The plot has Ben Gates searching for a city of gold to prove that one of his ancestors wasn’t involved in the assassination of Lincoln. It all has something to do with John Wilkes Booth’s diary, and the clues will send Gates and his colleagues from Washington to Paris to London and back again.

It is obvious that this material is ridiculous, but the film knows it is and that’s what salvages the film from being a complete bore. Cage’s Gates has an uncanny ability to figure out the most obscure meaning of any clue within minutes, sometimes seconds, and the film has some fun with that.

“Book of Secrets” has quite possibly the best cast of any film in 2007, and includes Jon Voight (returning as Gates’ father), Ed Harris, Helen Mirren (as Gates’ mother) and Harvey Keitel (returning as an FBI agent).
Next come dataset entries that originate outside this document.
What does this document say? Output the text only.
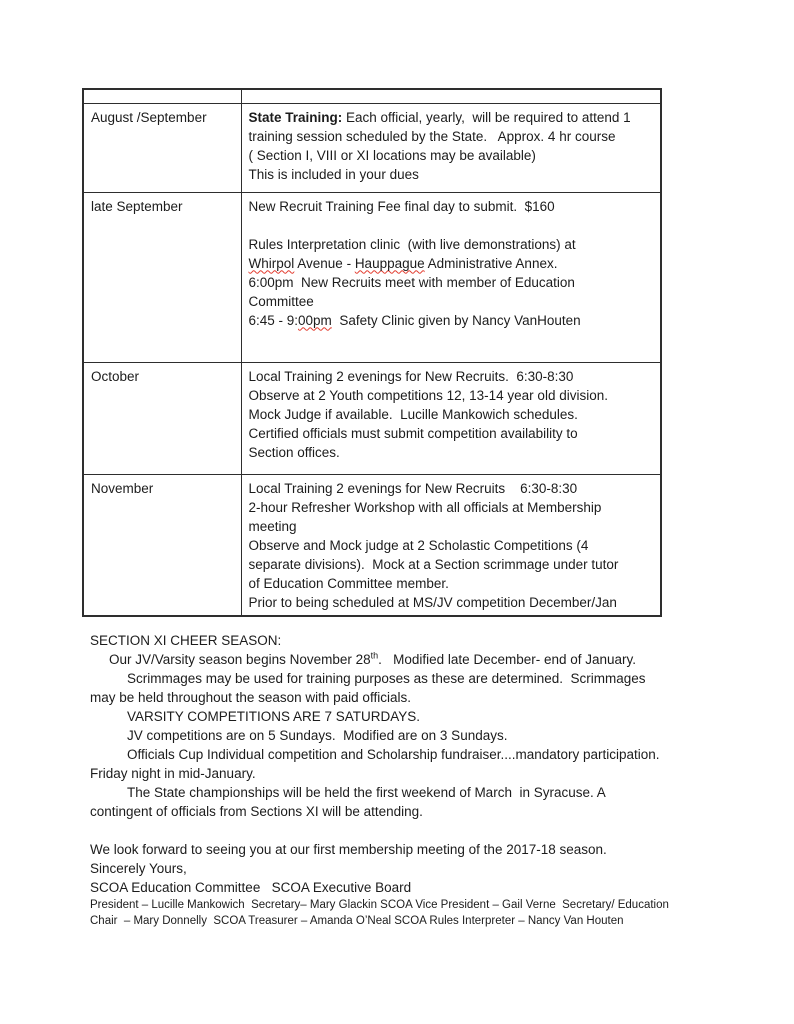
August /September	State Training: Each official, yearly,  will be required to attend 1
training session scheduled by the State.   Approx. 4 hr course
( Section I, VIII or XI locations may be available)
This is included in your dues

late September	New Recruit Training Fee final day to submit.  $160
Rules Interpretation clinic  (with live demonstrations) at
Whirpol Avenue - Hauppague Administrative Annex.
6:00pm  New Recruits meet with member of Education
Committee
6:45 - 9:00pm  Safety Clinic given by Nancy VanHouten

October	Local Training 2 evenings for New Recruits.  6:30-8:30
Observe at 2 Youth competitions 12, 13-14 year old division.
Mock Judge if available.  Lucille Mankowich schedules.
Certified officials must submit competition availability to
Section offices.

November	Local Training 2 evenings for New Recruits    6:30-8:30
2-hour Refresher Workshop with all officials at Membership
meeting
Observe and Mock judge at 2 Scholastic Competitions (4
separate divisions).  Mock at a Section scrimmage under tutor
of Education Committee member.
Prior to being scheduled at MS/JV competition December/Jan
SECTION XI CHEER SEASON:
Our JV/Varsity season begins November 28th.   Modified late December- end of January.
Scrimmages may be used for training purposes as these are determined.  Scrimmages
may be held throughout the season with paid officials.
VARSITY COMPETITIONS ARE 7 SATURDAYS.
JV competitions are on 5 Sundays.  Modified are on 3 Sundays.
Officials Cup Individual competition and Scholarship fundraiser....mandatory participation.
Friday night in mid-January.
The State championships will be held the first weekend of March  in Syracuse. A
contingent of officials from Sections XI will be attending.
We look forward to seeing you at our first membership meeting of the 2017-18 season.
Sincerely Yours,
SCOA Education Committee   SCOA Executive Board
President – Lucille Mankowich  Secretary– Mary Glackin SCOA Vice President – Gail Verne  Secretary/ Education
Chair  – Mary Donnelly  SCOA Treasurer – Amanda O’Neal SCOA Rules Interpreter – Nancy Van Houten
Diane Kruger as Gates’ love interest and Justin Bartha as Gates’ sidekick also return. Sadly, a lot of the acting seems flat. This feels like a paycheck movie, as in the actors can’t wait to finish the scene and cash their checks.

The film sets up the Kruger-Cage and Mirren-Voight couplings in parallel bickering matches that aren’t particularly funny. Mirren and Voight fare marginally better of the two pairings, but in both cases it is more annoying than amusing.

One could contend that since this isn’t trying to be a great film that there is no point in knocking the acting. The problem isn’t that the acting isn’t Oscar worthy, but rather that there is lack of joy in the performances. Take for example Johnny Depp and Geoffrey Rush in the first “Pirates of the Caribbean.” There was an excitement when they were on the screen. They were clearly having fun and relishing creating vivid characters. That is sorely lacking in “Book of Secrets.” In Cage’s performance there are hints of that magic, but they are far too limited.

In spite of all the complaining, “Book of Secrets” isn’t a bad movie; it is just a rather ordinary one. It plugs along well enough but never raises hairs or tingles spines. It makes for a diverting two hours, but nothing more.

There is one cool sequence on a teetering platform, a couple laugh-out-loud moments and a few grin-inducing moments of cleverness. There is a very necessary place for mindless escapism, and “Book of Secret” fills that role. It just could fill it so much better than it does. Oh well, there’s always “National Treasure 3.”